When researchers first proposed that athletes suffering repeated head blows might face a real risk of long-term brain damage, both players and athletic associations dismissed the idea. But over the last few years, an ongoing wave of deaths, injuries, and evidence (such as this 2009 report revealing a consistent pattern of damage in the brains of dead athletes) has begun to erode such resistance.
It's in the context of the attitude shift that I want to call attention to an outstandingly good set of stories on the subject in the Pittsburgh Post-Gazette, home paper to a city that is home of a football team famed for its aggressive style of play. The series, by the paper's senior science writer, Mark Roth, is called The Tragedy of CTE (which stands for chronic traumatic encephalopathy), and began this Sunday. The CTE focus is actually part of an ongoing look by the paper at some of the most notable brain disorders.

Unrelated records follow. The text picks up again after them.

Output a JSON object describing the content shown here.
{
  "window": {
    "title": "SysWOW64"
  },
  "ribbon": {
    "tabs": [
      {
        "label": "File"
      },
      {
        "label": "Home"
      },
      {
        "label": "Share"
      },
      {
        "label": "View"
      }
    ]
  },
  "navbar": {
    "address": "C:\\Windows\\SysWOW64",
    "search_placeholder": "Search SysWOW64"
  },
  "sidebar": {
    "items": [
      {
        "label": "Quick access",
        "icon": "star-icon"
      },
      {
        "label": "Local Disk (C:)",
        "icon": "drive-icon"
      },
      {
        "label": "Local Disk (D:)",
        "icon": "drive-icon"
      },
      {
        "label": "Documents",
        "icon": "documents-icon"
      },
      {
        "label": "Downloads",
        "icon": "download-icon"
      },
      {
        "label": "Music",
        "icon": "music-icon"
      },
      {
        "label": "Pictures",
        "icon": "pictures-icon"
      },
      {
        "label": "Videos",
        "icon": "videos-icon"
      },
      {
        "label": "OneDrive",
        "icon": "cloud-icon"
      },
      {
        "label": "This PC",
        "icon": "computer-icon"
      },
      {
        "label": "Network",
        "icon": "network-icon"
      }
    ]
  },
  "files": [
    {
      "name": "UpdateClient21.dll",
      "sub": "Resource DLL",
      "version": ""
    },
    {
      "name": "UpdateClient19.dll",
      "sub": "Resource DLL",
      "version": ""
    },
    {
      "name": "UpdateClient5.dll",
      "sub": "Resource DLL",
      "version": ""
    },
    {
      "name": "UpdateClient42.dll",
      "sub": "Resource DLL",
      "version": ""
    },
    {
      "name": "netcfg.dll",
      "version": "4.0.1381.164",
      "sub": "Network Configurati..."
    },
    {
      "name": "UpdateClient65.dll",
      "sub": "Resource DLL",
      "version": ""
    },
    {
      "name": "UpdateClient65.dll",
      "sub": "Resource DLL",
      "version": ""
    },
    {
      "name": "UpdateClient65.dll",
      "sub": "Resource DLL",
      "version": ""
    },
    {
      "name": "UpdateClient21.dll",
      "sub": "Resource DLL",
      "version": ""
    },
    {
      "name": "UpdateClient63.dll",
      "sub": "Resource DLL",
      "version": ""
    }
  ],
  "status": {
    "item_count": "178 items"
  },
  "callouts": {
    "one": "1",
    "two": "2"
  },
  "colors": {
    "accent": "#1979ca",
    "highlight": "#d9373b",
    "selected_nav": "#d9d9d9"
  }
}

The reporting is finely detailed – right down to an estimate that the average college football player has sustained 8,000 blows to the head by the time he graduates – and explores both the growing body of evidence supporting the CTE issues and the uncertainties in making a clear, individual diagnosis (uncertainties emphasized by the professional athletic associations). It's information that both athletes (yes, including the Steelers) and sports fans need to know, the kind of science reporting that can help drive the conversation in an intelligent way.
And this is not a conversation that is going away. This week, the family of the late hockey player, Derek Boogaard of the Minnesota Wild, filed a lawsuit against the National Hockey League, asserting that the brutal nature of the game, especially in Boogaard's position of enforcer, and the failure of the league and the team to provide adequate warning, treatment or protection led to his 2011 death.